After completing this learning module, you will be able to:
Define the terms that are associated with AI dataset poisoning
Use TensorFlow and Scikit-learn to create a dataset poisoning attack
Use the same tools to deploy a defense of the same attack
Dataset poisoning is the intentional introduction of errors in a dataset in order to compromise the effectiveness of an AI model. This can be done through many ways. In our demonstration, we will be adding additional false data and appending it to the pre-existing dataset.
The Boston Housing dataset is a dataset that attempts to model housing prices in Boston given a number of other factors. It has fallen out of favor in recent years; however, for the purposes of this demonstration (we are not attempting to build a model to predict housing prices for the sake of actually predicting housing pries), it will suffice.
Linear Regression is a type of machine learning in which a model attempts to create a linear relationship between a number of independent datapoints and one dependent data point. The idea is to use the features of the dataset to get the model to learn what the house price will be based on the provided features.

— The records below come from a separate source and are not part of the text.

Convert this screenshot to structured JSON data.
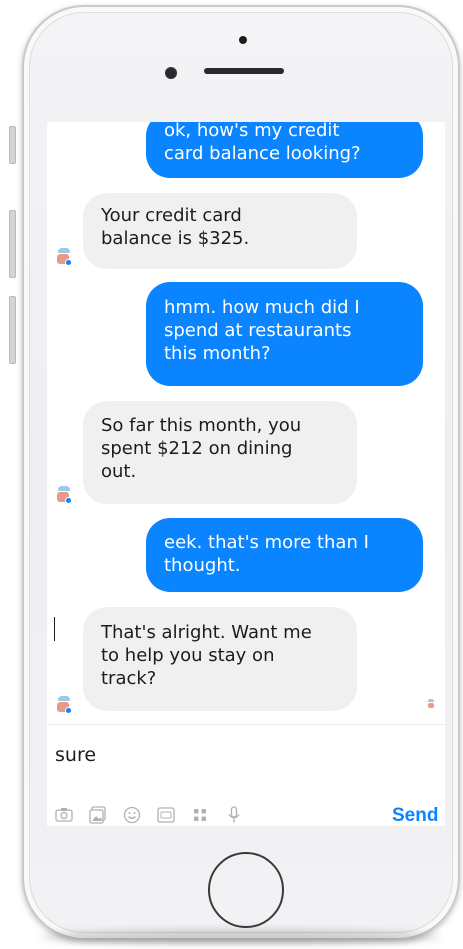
{
  "chat": {
    "messages": [
      {
        "from": "user",
        "lines": "ok, how's my credit\ncard balance looking?"
      },
      {
        "from": "bot",
        "lines": "Your credit card\nbalance is $325."
      },
      {
        "from": "user",
        "lines": "hmm. how much did I\nspend at restaurants\nthis month?"
      },
      {
        "from": "bot",
        "lines": "So far this month, you\nspent $212 on dining\nout."
      },
      {
        "from": "user",
        "lines": "eek. that's more than I\nthought."
      },
      {
        "from": "bot",
        "lines": "That's alright. Want me\nto help you stay on\ntrack?"
      }
    ]
  },
  "composer": {
    "input_value": "sure",
    "send_label": "Send",
    "icons": [
      "camera-icon",
      "gallery-icon",
      "emoji-icon",
      "gif-icon",
      "apps-icon",
      "microphone-icon"
    ]
  },
  "colors": {
    "outgoing_bubble": "#0a84ff",
    "incoming_bubble": "#f0f0f0",
    "send_text": "#0a84ff"
  }
}
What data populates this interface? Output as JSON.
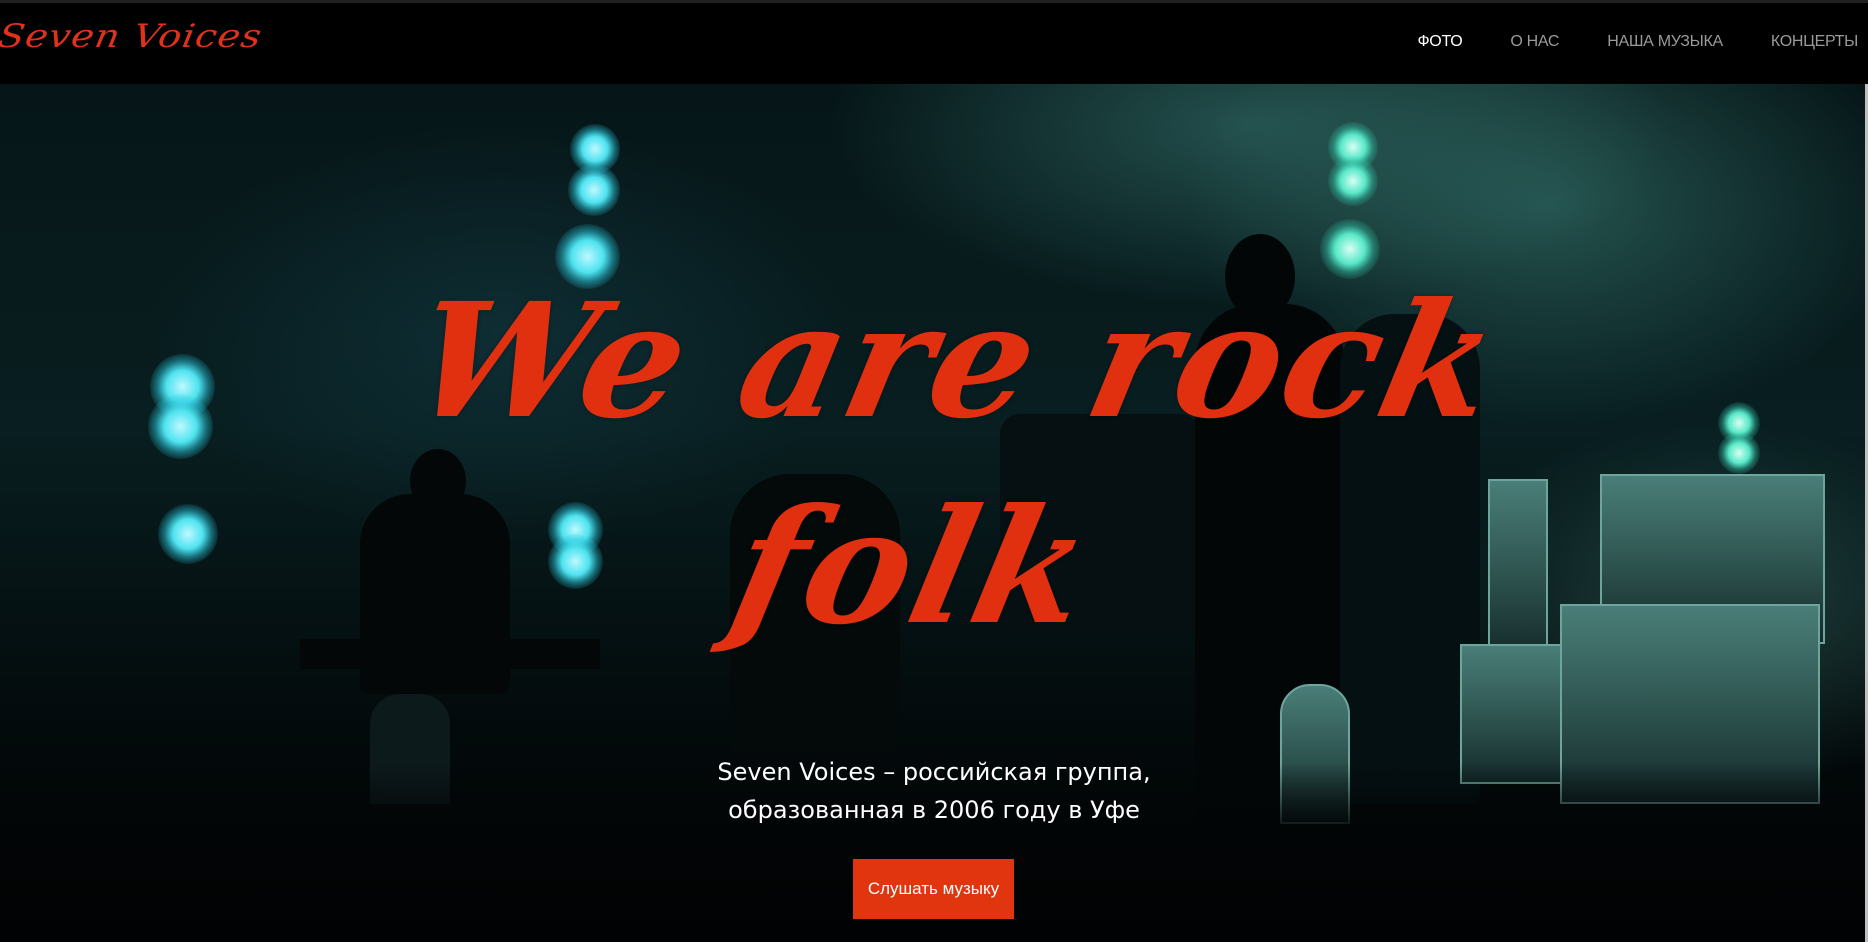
{
  "header": {
    "logo": "Seven Voices",
    "nav": [
      {
        "label": "ФОТО",
        "active": true
      },
      {
        "label": "О НАС",
        "active": false
      },
      {
        "label": "НАША МУЗЫКА",
        "active": false
      },
      {
        "label": "КОНЦЕРТЫ",
        "active": false
      }
    ]
  },
  "hero": {
    "headline_line1": "We are rock",
    "headline_line2": "folk",
    "subtitle_line1": "Seven Voices – российская группа,",
    "subtitle_line2": "образованная в 2006 году в Уфе",
    "cta_label": "Слушать музыку",
    "background_image": "concert-stage-photo"
  },
  "colors": {
    "accent": "#e0350f",
    "header_bg": "#000000",
    "nav_text": "#9a9a9a",
    "nav_active": "#ffffff",
    "stage_tint": "#2a9e9a"
  }
}
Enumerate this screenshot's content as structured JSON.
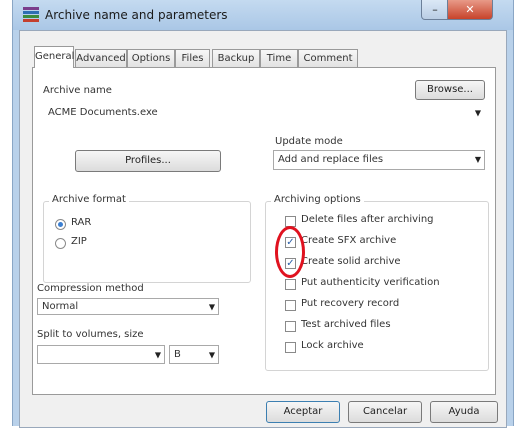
{
  "window": {
    "title": "Archive name and parameters"
  },
  "tabs": [
    {
      "label": "General",
      "active": true
    },
    {
      "label": "Advanced"
    },
    {
      "label": "Options"
    },
    {
      "label": "Files"
    },
    {
      "label": "Backup"
    },
    {
      "label": "Time"
    },
    {
      "label": "Comment"
    }
  ],
  "general": {
    "archive_name_label": "Archive name",
    "browse_label": "Browse...",
    "archive_name_value": "ACME Documents.exe",
    "profiles_label": "Profiles...",
    "update_mode_label": "Update mode",
    "update_mode_value": "Add and replace files",
    "archive_format": {
      "title": "Archive format",
      "options": [
        {
          "label": "RAR",
          "selected": true
        },
        {
          "label": "ZIP",
          "selected": false
        }
      ]
    },
    "compression_method_label": "Compression method",
    "compression_method_value": "Normal",
    "split_label": "Split to volumes, size",
    "split_value": "",
    "split_unit": "B",
    "archiving_options": {
      "title": "Archiving options",
      "items": [
        {
          "label": "Delete files after archiving",
          "checked": false
        },
        {
          "label": "Create SFX archive",
          "checked": true
        },
        {
          "label": "Create solid archive",
          "checked": true
        },
        {
          "label": "Put authenticity verification",
          "checked": false
        },
        {
          "label": "Put recovery record",
          "checked": false
        },
        {
          "label": "Test archived files",
          "checked": false
        },
        {
          "label": "Lock archive",
          "checked": false
        }
      ]
    }
  },
  "footer": {
    "accept_label": "Aceptar",
    "cancel_label": "Cancelar",
    "help_label": "Ayuda"
  },
  "colors": {
    "annotation": "#e0121f",
    "titlebar": "#b9d1ea",
    "close": "#c7432b"
  }
}
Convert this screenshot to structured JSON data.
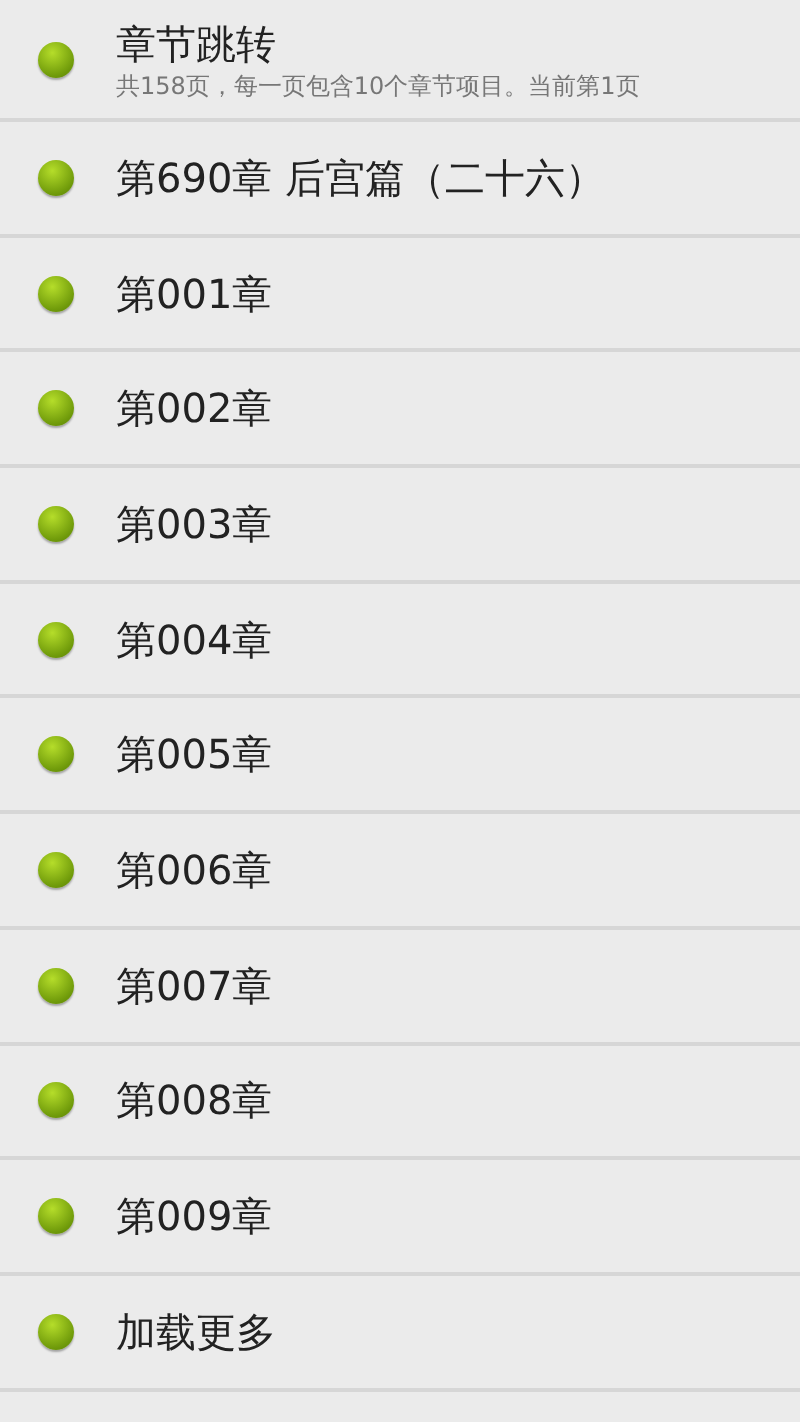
{
  "items": [
    {
      "title": "章节跳转",
      "subtitle": "共158页，每一页包含10个章节项目。当前第1页"
    },
    {
      "title": "第690章 后宫篇（二十六）"
    },
    {
      "title": "第001章"
    },
    {
      "title": "第002章"
    },
    {
      "title": "第003章"
    },
    {
      "title": "第004章"
    },
    {
      "title": "第005章"
    },
    {
      "title": "第006章"
    },
    {
      "title": "第007章"
    },
    {
      "title": "第008章"
    },
    {
      "title": "第009章"
    },
    {
      "title": "加载更多"
    }
  ]
}
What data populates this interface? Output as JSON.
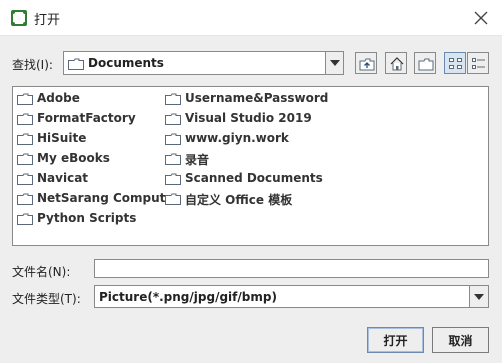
{
  "window": {
    "title": "打开",
    "close_icon": "close-icon",
    "app_icon": "app-icon"
  },
  "lookin": {
    "label": "查找(I):",
    "value": "Documents"
  },
  "toolbar": [
    {
      "name": "up-one-level-button",
      "icon": "up-folder-icon"
    },
    {
      "name": "home-button",
      "icon": "home-icon"
    },
    {
      "name": "new-folder-button",
      "icon": "new-folder-icon"
    },
    {
      "name": "list-view-button",
      "icon": "list-view-icon",
      "active": true
    },
    {
      "name": "details-view-button",
      "icon": "details-view-icon"
    }
  ],
  "files": {
    "col1": [
      "Adobe",
      "FormatFactory",
      "HiSuite",
      "My eBooks",
      "Navicat",
      "NetSarang Computer",
      "Python Scripts"
    ],
    "col2": [
      "Username&Password",
      "Visual Studio 2019",
      "www.giyn.work",
      "录音",
      "Scanned Documents",
      "自定义 Office 模板"
    ]
  },
  "filename": {
    "label": "文件名(N):",
    "value": ""
  },
  "filetype": {
    "label": "文件类型(T):",
    "value": "Picture(*.png/jpg/gif/bmp)"
  },
  "buttons": {
    "open": "打开",
    "cancel": "取消"
  },
  "colors": {
    "accent": "#6a8ab0",
    "folder_outline": "#5a6a7a",
    "app_icon": "#2e7d32"
  }
}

This is a technique that is used to identify outliers in a dataset. In this lab, we will be using the Isolation Forest algorithm to identify and subsequently remove the outlying data poitns that we add in the model poisoning step.
Prepare the Boston Housing dataset.
Train a baseline linear regression model on the clean, unpoised data.
Introduce poisoned data points and measure the effect on model performance.
Use Isolation Forest to detect and remove poisoned data.
Retrain the model on cleaned data and assess its performance.